一方で、会長の大鳥精司氏(千葉大学病院長)は、物価高や人件費増加の影響を考えると、資金繰りの悪化は避けられず、「危機的な状況から抜け出したとは言えない」と慎重な見方を示しました。
支出増は今後さらに拡大する見通し
国立大学病院長会議では、近年と同様のコスト増が続くことを前提に、来年度以降の支出見通しを試算しています。医薬品費などを除いた諸経費の増加に加え、光熱水費や人件費、業務委託費などが大きく膨らみ、2026年度は約500億円、2027年度には約1,000億円規模の支出増になると予測されています。

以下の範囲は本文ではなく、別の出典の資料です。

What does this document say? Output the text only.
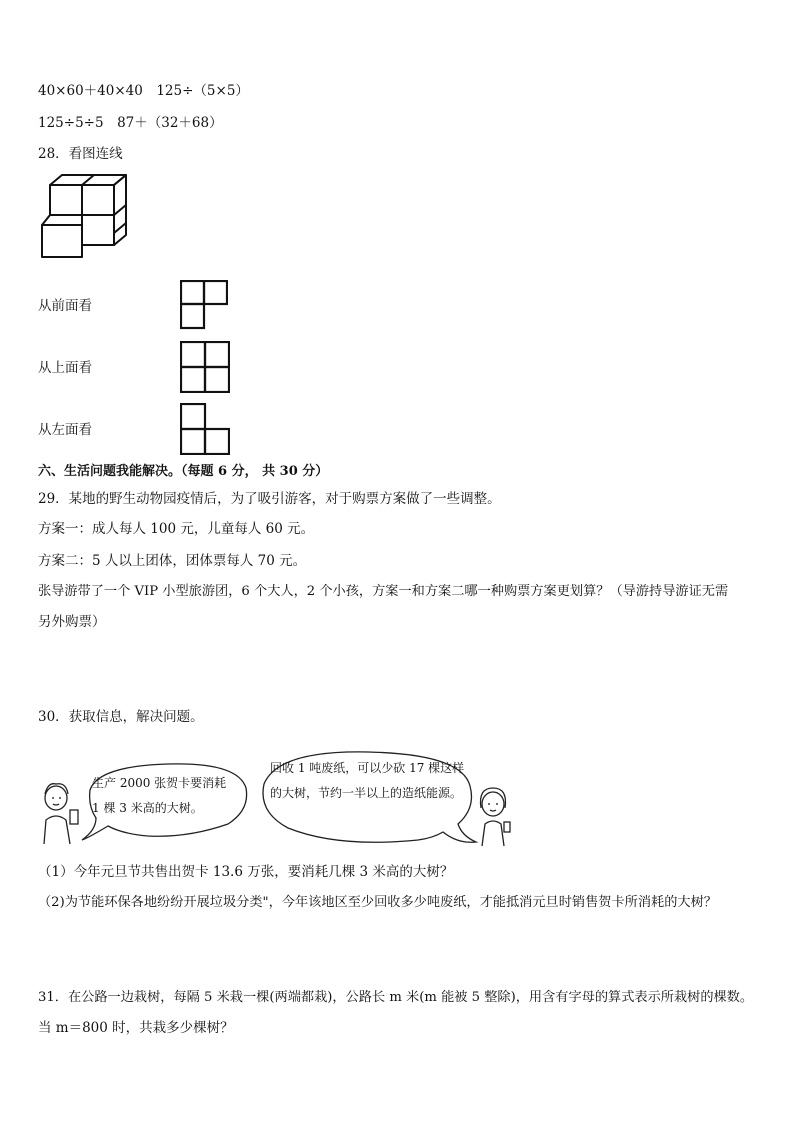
40×60＋40×40　125÷（5×5）
125÷5÷5　87＋（32＋68）
28．看图连线
从前面看
从上面看
从左面看
六、生活问题我能解决。（每题 6 分， 共 30 分）
29．某地的野生动物园疫情后，为了吸引游客，对于购票方案做了一些调整。
方案一：成人每人 100 元，儿童每人 60 元。
方案二：5 人以上团体，团体票每人 70 元。
张导游带了一个 VIP 小型旅游团，6 个大人，2 个小孩，方案一和方案二哪一种购票方案更划算？（导游持导游证无需
另外购票）
30．获取信息，解决问题。
生产 2000 张贺卡要消耗
1 棵 3 米高的大树。
回收 1 吨废纸，可以少砍 17 棵这样
的大树，节约一半以上的造纸能源。
（1）今年元旦节共售出贺卡 13.6 万张，要消耗几棵 3 米高的大树？
（2)为节能环保各地纷纷开展垃圾分类"，今年该地区至少回收多少吨废纸，才能抵消元旦时销售贺卡所消耗的大树？
31．在公路一边栽树，每隔 5 米栽一棵(两端都栽)，公路长 m 米(m 能被 5 整除)，用含有字母的算式表示所栽树的棵数。
当 m＝800 时，共栽多少棵树？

こうした状況を踏まえ、大鳥氏は「3%程度の引き上げでは到底追いつかない」と指摘しました。補正予算はあくまで緊急的な対応に過ぎず、高度医療に対する評価の引き上げや、休日加算の要件見直し凍結などが行われなければ、安定的な病院運営は難しいと訴えています。
赤字拡大が続く病院経営の現実
今年度上半期の実績を基にした収支見通しでは、全国42大学44病院の合計で数百億円規模の赤字が見込まれています。全体の約7割にあたる病院が赤字となる見通しで、経営環境の厳しさが浮き彫りになっています。
また、人事院勧告への対応も十分とは言えず、昨年度は多くの大学病院で完全実施に至らなかったとされています。近年は現金収支の赤字額が年々拡大しており、大鳥氏は「病院全体が沈み込んでいるような危機的状況だ」と強調しました。
会見に同席した他の病院長からも、診療報酬改定そのものは歓迎しつつも、職員の給与確保や設備投資、高度医療の継続を考えると、なお不十分との声が相次ぎました。国立大学病院の経営改善には、さらなる制度的支援が求められています。